Antidiabetic Medications for Patients with Chronic Kidney Disease
For patients with diabetes and chronic kidney disease (CKD), first-line therapy should include metformin and a sodium-glucose cotransporter-2 inhibitor (SGLT2i) for those with eGFR ≥30 ml/min per 1.73 m², with glucagon-like peptide-1 receptor agonists (GLP-1 RAs) as preferred add-on therapy when glycemic targets are not achieved. 1
First-Line Therapy Based on eGFR
Metformin
- eGFR ≥60 ml/min/1.73 m²: Full dose (up to 2000 mg daily)
- eGFR 45-59 ml/min/1.73 m²: Consider dose reduction in some patients
- eGFR 30-44 ml/min/1.73 m²: Maximum 1000 mg daily (half the maximum dose)
- eGFR <30 ml/min/1.73 m²: Contraindicated - discontinue 2
SGLT2 Inhibitors
- eGFR ≥20 ml/min/1.73 m²: Initiate therapy
- eGFR <30 ml/min/1.73 m²: Do not initiate but can continue if already started
- Dialysis: Discontinue 1
Add-on Therapy Options
When glycemic targets are not achieved with metformin and SGLT2i, or when these medications cannot be used:
GLP-1 Receptor Agonists (preferred) 1
- Beneficial effects on cardiovascular outcomes
- Potential to prevent macroalbuminuria or reduction in eGFR decline
- Can be used in patients with reduced eGFR
Other options based on patient factors:
- DPP-4 inhibitors: Can be used with dose adjustment in CKD
- Insulin: Can be used across all stages of CKD, including dialysis
- Sulfonylureas: Use with caution due to increased hypoglycemia risk; prefer glipizide which doesn't have active metabolites 1
- Thiazolidinediones (TZDs): Use with caution due to fluid retention risk
- Alpha-glucosidase inhibitors: Limited use in advanced CKD 3
Algorithm for Medication Selection Based on CKD Stage
CKD Stage 1-3a (eGFR ≥45 ml/min/1.73 m²)
- Metformin (standard or adjusted dose) + SGLT2i
- Add GLP-1 RA if glycemic targets not achieved
- Consider DPP-4 inhibitors, TZDs, or sulfonylureas as third-line options
CKD Stage 3b (eGFR 30-44 ml/min/1.73 m²)
- Metformin (reduced dose to maximum 1000 mg/day) + SGLT2i
- Add GLP-1 RA if glycemic targets not achieved
- Consider DPP-4 inhibitors (with dose adjustment) or insulin as third-line options
CKD Stage 4-5 (eGFR <30 ml/min/1.73 m²) or Dialysis
- Discontinue metformin
- Discontinue SGLT2i if not already on it (can continue if already initiated until dialysis)

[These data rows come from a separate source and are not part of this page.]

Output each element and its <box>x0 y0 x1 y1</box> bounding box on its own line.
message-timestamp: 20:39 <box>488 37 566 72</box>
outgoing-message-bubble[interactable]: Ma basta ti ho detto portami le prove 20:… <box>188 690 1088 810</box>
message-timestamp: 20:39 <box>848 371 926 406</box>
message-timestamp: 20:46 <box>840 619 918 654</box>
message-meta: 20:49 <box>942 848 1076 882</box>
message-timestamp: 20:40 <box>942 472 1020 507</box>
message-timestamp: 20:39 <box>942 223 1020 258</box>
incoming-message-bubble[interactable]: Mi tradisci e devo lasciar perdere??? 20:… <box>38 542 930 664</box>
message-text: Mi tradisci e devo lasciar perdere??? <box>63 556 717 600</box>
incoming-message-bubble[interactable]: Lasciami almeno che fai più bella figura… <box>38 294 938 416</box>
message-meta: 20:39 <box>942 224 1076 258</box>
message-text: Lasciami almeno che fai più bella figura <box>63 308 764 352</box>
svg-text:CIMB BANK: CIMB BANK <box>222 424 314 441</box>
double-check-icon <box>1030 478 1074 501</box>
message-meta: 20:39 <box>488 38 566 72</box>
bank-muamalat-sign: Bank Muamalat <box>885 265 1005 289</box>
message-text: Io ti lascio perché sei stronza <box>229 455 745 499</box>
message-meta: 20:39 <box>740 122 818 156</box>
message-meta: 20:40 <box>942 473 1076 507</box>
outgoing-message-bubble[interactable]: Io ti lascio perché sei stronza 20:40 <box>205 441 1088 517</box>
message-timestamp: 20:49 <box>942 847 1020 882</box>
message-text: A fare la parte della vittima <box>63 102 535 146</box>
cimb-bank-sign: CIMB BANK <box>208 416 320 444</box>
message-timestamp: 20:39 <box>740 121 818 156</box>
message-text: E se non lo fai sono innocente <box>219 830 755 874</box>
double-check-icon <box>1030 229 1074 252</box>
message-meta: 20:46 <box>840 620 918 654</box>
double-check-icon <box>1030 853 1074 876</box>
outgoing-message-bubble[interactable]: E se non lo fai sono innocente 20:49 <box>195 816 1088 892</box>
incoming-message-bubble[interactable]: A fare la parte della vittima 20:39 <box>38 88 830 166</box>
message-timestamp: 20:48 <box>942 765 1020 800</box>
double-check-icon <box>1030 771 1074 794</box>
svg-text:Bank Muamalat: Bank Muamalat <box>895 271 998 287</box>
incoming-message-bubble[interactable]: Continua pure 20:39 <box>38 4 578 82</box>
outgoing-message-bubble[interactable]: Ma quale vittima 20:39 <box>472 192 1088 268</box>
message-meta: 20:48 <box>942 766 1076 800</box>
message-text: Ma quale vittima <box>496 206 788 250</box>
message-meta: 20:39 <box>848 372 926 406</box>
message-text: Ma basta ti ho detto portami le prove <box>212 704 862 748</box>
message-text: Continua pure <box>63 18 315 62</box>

- GLP-1 RA (selected agents) and/or insulin as primary therapy
- Consider DPP-4 inhibitors with appropriate dose adjustment
Important Considerations and Monitoring
- Hypoglycemia risk: Increases with declining kidney function, especially with insulin and sulfonylureas 1
- Metformin monitoring: Check eGFR at least annually, increasing to every 3-6 months when eGFR <60 ml/min/1.73 m² 2
- Sick day management: Discontinue metformin during acute illness, hospitalization, or procedures with contrast dye 4
- Cardiovascular protection: SGLT2i and GLP-1 RAs offer cardiovascular benefits beyond glycemic control 1
- Comprehensive approach: Include blood pressure control with ACE inhibitors or ARBs (especially with albuminuria), lipid management with statins, and lifestyle modifications 1
Lifestyle Modifications
- Diet: High in vegetables, fruits, whole grains, fiber, legumes, plant-based proteins
- Protein intake: 0.8 g/kg/day for non-dialysis patients; 1.0-1.2 g/kg/day for dialysis patients
- Sodium: Limit to <2 g/day
- Physical activity: At least 150 minutes of moderate-intensity activity per week
- Weight management: Weight loss recommended for patients with obesity, particularly with eGFR ≥30 ml/min/1.73 m² 1, 2
By following this evidence-based approach to medication selection and monitoring, patients with diabetes and CKD can achieve optimal glycemic control while minimizing risks and potentially slowing CKD progression.